Rage Becomes Her:  The Power Of Women's Anger
Adult herstory
      Anger is my friend.  Some of the things it has done for me are:
*Empowered me to do something difficult as in when I testified in  
court against a man who attempted to rape me, knowing that his lawyer  
would try to make me out to be a seductive slut;
*Strengthened me to persevere in the face of challenge as in when I  
wouldn't give up on being elected to school committee in a town where  
I was considered trailor park trash;
*Gained me adequate medical treatment as the first doctor I saw after  
I fractured my wrist didn't even bother to xray, claiming if I'd  
really broken a bone I'd be in a lot more pain;
*Saved my life as in when I had the chutzpah to demand a nurse take my  
vitals after the doctor on rounds after I'd given birth dismissed  
symptoms I reported as the imagination of a first time mother;
and *Saved my sanity when society let me know that, as a woman who had  
taken time out to raise three children, I deserved nothing better than  
retail or fast food work.  That amply fueled my search for better and  
the tenacity with which I pursued that better when I discovered what  
it was.
      Seeing how powerful and useful anger is and how much we have to  
be angry about, you'd think women and two spirits would be rocking  
it.  But no.  We've been taught all our lives that it's a male  
prerogative.  It makes people uncomfortable.  It's our duty to  
reassure them when our anger makes them so uneasy or, better yet,  
never display anger in the first place.
      For these reasons I was thrilled when I read Soraya Chemaly's  
Anger Becomes Her: The Power Of Women's Anger.  Chemaly shows us that,  
rather than impotent bitterness, anger is a powerful and hopeful  
emotion, a catalyst for action toward a better world.  The three  
strands of her narrative are:
1) Women have a lot of things to be angry about.  We (I am including  
gender fluid folks like myself) live in a world that chooses to  
instruct us to keep ourselves timidly safe rather than making it clear  
to males that sexual predation and harassment are not acceptable.  Our  
symptoms are downplayed and disregarded by doctors to the point where  
some of us pay the ultimate price for their ignorance.  Educated and  
credentialed women are seen by peers as being less credible.  Job  
discrimination is alive and well.  And how about all those  
microaggressions?
2) We are trained to suppress any signs of anger from earliest  
childhood on while the anger of male peers is encouraged or at least  
tolerated.  Women who are angry are seen as bitter or humorless party  
poopers.  Amgry men are men's men.  Recall during the 2016 election  
Trump was all about anger while Clinton had to operate knowing that  
any show of even the most legitimate anger on her part would make her  
harshly criticized and seen by many as less electable?
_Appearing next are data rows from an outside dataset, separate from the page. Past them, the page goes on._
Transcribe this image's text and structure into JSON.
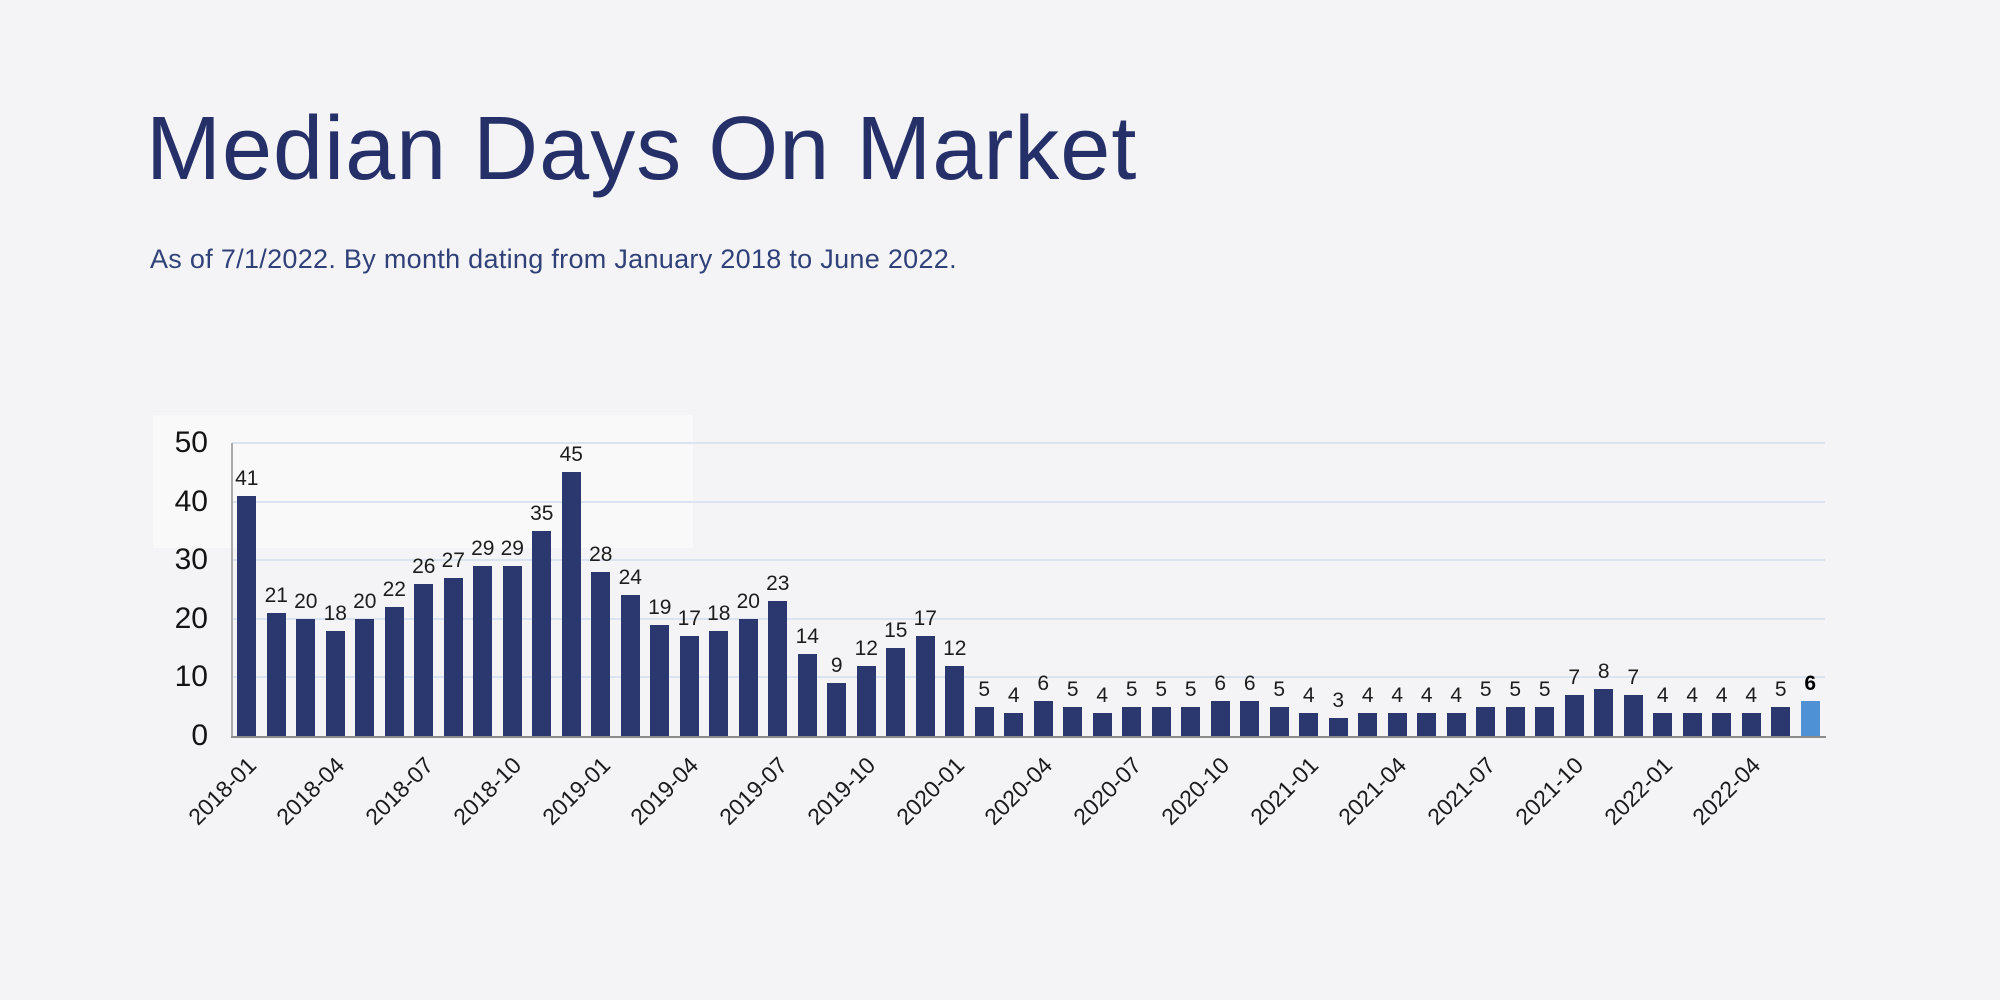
{
  "chart_data": {
    "type": "bar",
    "title": "Median Days On Market",
    "subtitle": "As of 7/1/2022. By month dating from January 2018 to June 2022.",
    "xlabel": "",
    "ylabel": "",
    "x": [
      "2018-01",
      "2018-02",
      "2018-03",
      "2018-04",
      "2018-05",
      "2018-06",
      "2018-07",
      "2018-08",
      "2018-09",
      "2018-10",
      "2018-11",
      "2018-12",
      "2019-01",
      "2019-02",
      "2019-03",
      "2019-04",
      "2019-05",
      "2019-06",
      "2019-07",
      "2019-08",
      "2019-09",
      "2019-10",
      "2019-11",
      "2019-12",
      "2020-01",
      "2020-02",
      "2020-03",
      "2020-04",
      "2020-05",
      "2020-06",
      "2020-07",
      "2020-08",
      "2020-09",
      "2020-10",
      "2020-11",
      "2020-12",
      "2021-01",
      "2021-02",
      "2021-03",
      "2021-04",
      "2021-05",
      "2021-06",
      "2021-07",
      "2021-08",
      "2021-09",
      "2021-10",
      "2021-11",
      "2021-12",
      "2022-01",
      "2022-02",
      "2022-03",
      "2022-04",
      "2022-05",
      "2022-06"
    ],
    "values": [
      41,
      21,
      20,
      18,
      20,
      22,
      26,
      27,
      29,
      29,
      35,
      45,
      28,
      24,
      19,
      17,
      18,
      20,
      23,
      14,
      9,
      12,
      15,
      17,
      12,
      5,
      4,
      6,
      5,
      4,
      5,
      5,
      5,
      6,
      6,
      5,
      4,
      3,
      4,
      4,
      4,
      4,
      5,
      5,
      5,
      7,
      8,
      7,
      4,
      4,
      4,
      4,
      5,
      6
    ],
    "ylim": [
      0,
      50
    ],
    "yticks": [
      0,
      10,
      20,
      30,
      40,
      50
    ],
    "x_tick_every": 3,
    "x_tick_labels": [
      "2018-01",
      "2018-04",
      "2018-07",
      "2018-10",
      "2019-01",
      "2019-04",
      "2019-07",
      "2019-10",
      "2020-01",
      "2020-04",
      "2020-07",
      "2020-10",
      "2021-01",
      "2021-04",
      "2021-07",
      "2021-10",
      "2022-01",
      "2022-04"
    ],
    "grid": true,
    "legend_position": "none",
    "value_labels": true,
    "highlight_index": 53,
    "highlight_value": 6
  },
  "colors": {
    "background": "#f4f4f6",
    "title": "#253069",
    "subtitle": "#2f4178",
    "bar": "#2b386f",
    "bar_highlight": "#4e92d5",
    "gridline": "#dbe2f0",
    "axis_line": "#ababab",
    "baseline": "#8c8c8c",
    "value_label": "#1c1c1c",
    "value_label_highlight": "#000000"
  }
}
3) The anger we suppress doesn't dissipate.  It harms us both  
physically and psychologically.  "...By the time a woman reaches  
midlife, the most significant predictors of her general health are her  
level of stress and where she ranks in terms of keeping her 'anger in.'"
      Fortunately there are ways to not only cultivate our anger, but  
to put it to good use.  Chemaly provides us with a wealth of options.   
So I would recommend this most excellent book to all women, gender  
nonconforming people, and the men who have potential to be allies.
      After her grandmother who had no problem with expressing anger  
died Chemaly wrote down everything positive she could think about  
anger.  I want to close this review with some of her thoughts:
      "...Anger is an assertion of rights and worth.  It is  
communication, equality, and knowledge.  It is intimacy, acceptance,  
fearlessness, embodiment, revolt, and reconciliation.  Anger is memory  
and rage.  It is rational thought and irrational pain.  Anger is  
freedom, independence, expansiveness, and entitlement.  It is justice,  
passion, clarity, and motivation...
      Your anger is a gift you give to yourself and the world that is  
yours.  In anger, I have lived more fully, freely, intensely,  
sensitively, and politically.  If ever there was a time not to silence  
yourself, to channel your anger into healthy places and choices, this  
is it."
      AMEN!!!!!!!
On a personal note, ironically very few people would use angry to  
describe me.  I'm usually described as a motivator, an encourager, a  
ray of sunshine.  I can use my anger creatively because I am familiar  
and comfortable with it.  I have written regular opinion pieces for  
the Bangor Daily News for six years on topics that enrage me, for  
example.  Anger helps me express myself quite articulately and  
convincingly.
A great big shout out goes out to Chemaly for reminding us that anger,  
far from diminishing us, greatly becomes us.